Re: It's the lobotomy, stupid
by
fanjoe
01/06/2008, 1:02 PM #
As someone who has had ECT in the past, I feel the need to respond to your comments.
I suffered from depression my entire life (yes, as a child I can recall feeling the constant doom and gloom ) and it continued to control ever aspect of my life. I had tried group therapy, 1:1 therapy, hypnosis, eating certain foods, even acupuncture before I tried medication. The pills did work - or at least made my life more bareable. I had no idea what it felt like to be 'normal' - what everyone else seemed to be feeling. But everyone was certainly feeling better than I was, that I knew. Plus, I did often feel like I did not want to live.
I had a tragedy in my life - which took me to the brink of death (attempted suicide 3x' within 3 months). My mind was CONSTANTLY focused on death!! I was literally counting each breath, knowing it was one less to the end of my life. I finally met a psychiatrist who really seemed to take an interest in 'healing' me. Not just medicating me as the others had. After spending a significant amount of time with her, she explained ECT to me - extensively! I decided to go ahead - I knew I had absolutely nothing to lose. What could possibly be worse than spending every moment of every day wishing I could die? Actually dying?? Would be a dream come true to me!!
I had 17 treatments. It got rid of my life-long depression - and I could then deal with the depression caused by the tragedy that had taken place a few months earlier.
For me, it was a miracle. I never imagined that life was supposed to feel this good! Not in my wildest dreams... When I think about how my life used to be, it over-whelms me. No one should have to live like that.
The ECT took place 4 years ago, and I've never had to repeat the process as some people do. I would do ECT again if I needed to. I do continue to take some medication, but it is a small price.
Soccerfreak wrote;
Given the choice between shock therapy and death, I would choose to die.

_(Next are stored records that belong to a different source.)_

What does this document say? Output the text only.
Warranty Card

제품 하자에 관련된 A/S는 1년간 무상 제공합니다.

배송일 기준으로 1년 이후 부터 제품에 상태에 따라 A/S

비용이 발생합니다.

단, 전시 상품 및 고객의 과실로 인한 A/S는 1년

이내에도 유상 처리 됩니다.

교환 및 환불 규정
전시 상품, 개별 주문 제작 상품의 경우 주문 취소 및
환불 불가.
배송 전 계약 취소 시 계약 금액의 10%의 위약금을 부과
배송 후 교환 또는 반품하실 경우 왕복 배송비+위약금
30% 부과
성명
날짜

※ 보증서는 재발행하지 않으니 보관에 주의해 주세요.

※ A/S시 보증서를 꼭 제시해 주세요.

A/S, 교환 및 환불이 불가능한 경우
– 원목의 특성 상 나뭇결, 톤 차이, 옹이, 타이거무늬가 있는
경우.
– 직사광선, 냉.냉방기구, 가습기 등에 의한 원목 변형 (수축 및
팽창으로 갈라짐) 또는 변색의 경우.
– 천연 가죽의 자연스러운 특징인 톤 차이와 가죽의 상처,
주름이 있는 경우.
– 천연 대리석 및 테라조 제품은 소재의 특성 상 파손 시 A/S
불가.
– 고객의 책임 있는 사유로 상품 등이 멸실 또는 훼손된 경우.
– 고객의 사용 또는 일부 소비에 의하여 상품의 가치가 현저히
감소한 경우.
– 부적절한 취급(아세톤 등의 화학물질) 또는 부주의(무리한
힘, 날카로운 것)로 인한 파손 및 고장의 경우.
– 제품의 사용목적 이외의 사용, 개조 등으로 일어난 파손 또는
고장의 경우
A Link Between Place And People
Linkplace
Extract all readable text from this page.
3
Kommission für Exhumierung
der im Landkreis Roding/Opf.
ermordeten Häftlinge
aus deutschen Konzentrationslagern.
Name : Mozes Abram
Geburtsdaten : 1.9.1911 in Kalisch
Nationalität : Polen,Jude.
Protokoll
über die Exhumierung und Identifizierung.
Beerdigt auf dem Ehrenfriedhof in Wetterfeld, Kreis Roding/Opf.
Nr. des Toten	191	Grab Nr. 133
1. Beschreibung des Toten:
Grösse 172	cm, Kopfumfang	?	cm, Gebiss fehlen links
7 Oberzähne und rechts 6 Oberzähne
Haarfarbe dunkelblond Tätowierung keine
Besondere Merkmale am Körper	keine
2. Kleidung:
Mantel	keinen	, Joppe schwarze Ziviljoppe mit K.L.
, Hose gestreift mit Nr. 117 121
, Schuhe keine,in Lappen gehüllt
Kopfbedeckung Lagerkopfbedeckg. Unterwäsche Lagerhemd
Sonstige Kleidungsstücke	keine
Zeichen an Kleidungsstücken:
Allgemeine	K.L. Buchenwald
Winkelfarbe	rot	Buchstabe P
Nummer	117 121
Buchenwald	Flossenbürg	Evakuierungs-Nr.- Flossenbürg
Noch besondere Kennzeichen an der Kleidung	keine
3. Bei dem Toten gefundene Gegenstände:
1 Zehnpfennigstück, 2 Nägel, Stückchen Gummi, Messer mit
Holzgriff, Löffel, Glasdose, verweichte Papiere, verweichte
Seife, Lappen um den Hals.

I don't think I've been as offended about a comment before as I am about this one. People who wish to attempt to or do commit suicide never want to do die. They actually don't want to live in pain anymore. There is an incredible difference between the two. Someone who is contemplating suicide and who would then be presented with another option (ECT for example) would most likely take the other option over death.
Depression has a terrible stigma attached to it that people who don't suffer from it (or have lighter degrees of it) don't realize. People are embarrassed to reach out, so they suffer in silence. They don't get the help they need because they are worried about how others will see them. Have you ever been surprised when someone you know has committed (or attempted) suicide? You believe he seemed "fine", like nothing was wrong? I don't think people realize that depression can be terminal. Because it isn't a physical pain, it isn't perceived as a real pain. Because YOU don't have depression (or a debilitating mental illness) then it must not exist or can't be THAT bad. That people need to 'buck up' or pull themselves up by the boot straps.
Nobody realized how badly I wish I had been able to over come depression throughout my life. Depression held me back from doing so many things, it controlled my entire life. I thank God for the ECT I received.